Trudeau Mixes It Up With Senior & 5 (Other) Ways Politicians Respond to Hecklers
Photo: Dominika Zarzycka/NurPhoto via Getty Images.
Just days before Justin Trudeau announced he will run again for Prime Minister, he held a political event that got heated.
At a corn roast in Sabrevois, Que., Trudeau’s speech was interrupted countless times by an older woman, who kept barking about illegal immigration and border crossings.
Over and over, the incensed woman repeats: “We demand that you refund the $146 million to the Quebecois that was given to illegal immigrants.”
Trudeau struggled, politely, to continue his speech over the heckler’s increasingly loud comments. Finally, he couldn’t take anymore: “This intolerance towards immigration has no room in Canada,” he shouted and to a cheering crowd.
After the speech, Trudeau entered the crowd to shake hands and appeared to make a beeline for the heckler. A brief exchange (in French) followed.
Heckler: “Mr. Trudeau, are you tolerant toward the Quebecois?”
Trudeau: “I am a proud Quebecois.”
The whole event then descended into chaos with an RCMP officer trying to ask for I.D., trying to usher her away before thinking better of it.
Trudeau has had several run-ins with hecklers and hasn’t always handled it well.
In his defence, it’s never easy to deal with an agitator. Hecklers take advantage of being a loud voice on a big stage usually surrounded by the media. If the politician reacts angrily, he or she will be dubbed a bully.

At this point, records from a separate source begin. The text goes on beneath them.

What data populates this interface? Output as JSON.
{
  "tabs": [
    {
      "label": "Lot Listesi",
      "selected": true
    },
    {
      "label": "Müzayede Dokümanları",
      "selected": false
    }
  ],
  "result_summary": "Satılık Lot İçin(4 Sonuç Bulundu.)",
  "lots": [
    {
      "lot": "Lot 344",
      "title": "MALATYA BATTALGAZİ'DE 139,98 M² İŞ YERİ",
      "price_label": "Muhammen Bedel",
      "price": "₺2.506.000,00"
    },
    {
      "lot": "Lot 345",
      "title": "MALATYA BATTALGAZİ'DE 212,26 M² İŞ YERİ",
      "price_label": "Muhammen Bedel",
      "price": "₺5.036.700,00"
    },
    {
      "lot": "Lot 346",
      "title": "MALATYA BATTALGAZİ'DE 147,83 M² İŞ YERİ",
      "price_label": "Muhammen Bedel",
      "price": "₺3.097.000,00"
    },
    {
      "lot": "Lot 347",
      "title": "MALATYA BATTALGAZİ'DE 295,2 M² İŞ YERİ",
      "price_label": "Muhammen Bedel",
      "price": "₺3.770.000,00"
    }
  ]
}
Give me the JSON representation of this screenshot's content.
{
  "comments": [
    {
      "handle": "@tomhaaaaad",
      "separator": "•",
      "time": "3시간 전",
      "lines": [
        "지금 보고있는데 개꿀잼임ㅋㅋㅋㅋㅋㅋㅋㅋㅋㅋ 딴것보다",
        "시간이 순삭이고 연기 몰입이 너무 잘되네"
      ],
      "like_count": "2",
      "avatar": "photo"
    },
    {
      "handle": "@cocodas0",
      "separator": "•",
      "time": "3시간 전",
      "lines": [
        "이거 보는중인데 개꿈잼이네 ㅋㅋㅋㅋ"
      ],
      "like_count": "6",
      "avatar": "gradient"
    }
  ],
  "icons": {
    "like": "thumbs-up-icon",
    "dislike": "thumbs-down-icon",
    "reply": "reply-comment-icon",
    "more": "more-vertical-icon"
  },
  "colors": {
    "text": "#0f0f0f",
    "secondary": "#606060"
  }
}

If the politician reacts passively, her or she will be considered a pushover.
So how do you deal with someone who’s interrupting your speech? Here are five possible ways.
1. Respond with love
Federal NDP leader Jagmeet Singh won praise for how he dealt with a highly-charged heckler at a Town Hall in Brampton, Ont. Upon realizing that the woman would not listen to his counterarguments, he decided to take the high road: “We don’t want to be intimidated by hate. We welcome you. We love you,” he told her, drawing a huge response from the crowd.
2. Respond with derision
Donald Trump uses this method to deal with his many hecklers. At this campaign event in 2016, he belittles a younger demonstrator by mocking him for his youth: “He’s still wearing diapers.” He then resorts to his familiar: “Get him out of here.”
3. Play it cool
President Barack Obama always kept his temper when his speeches were interrupted by someone shouting to make a point. Instead of confronting or deriding the heckler, he defuses the situation by just being so cool.
4. Don’t back down
When Bill Clinton was campaigning, he seldom let any heckler dominate an event. Instead, he would completely take over the argument and turn the room in his favour. In this 1992 confrontation with an AIDS activist, Clinton brings the house down by shouting: “Would you just calm down … I’ve treated you with a hell of a lot more respect than you’ve treated me.”
5. When all else fails, choke them
In 1996, Prime Minister Jean Chretien’s Flag Day speech was cut short by unruly protestors, ringing bells and blowing horns. As he made his way through the crowd, the fiery PM grabbed a protestor by the neck and put his hand over his mouth. Applying a chokehold like Chretien’s, which was immediately dubbed the “Shawiningan Handshake”, is no doubt the method many politicians wish they could employ when dealing with hecklers.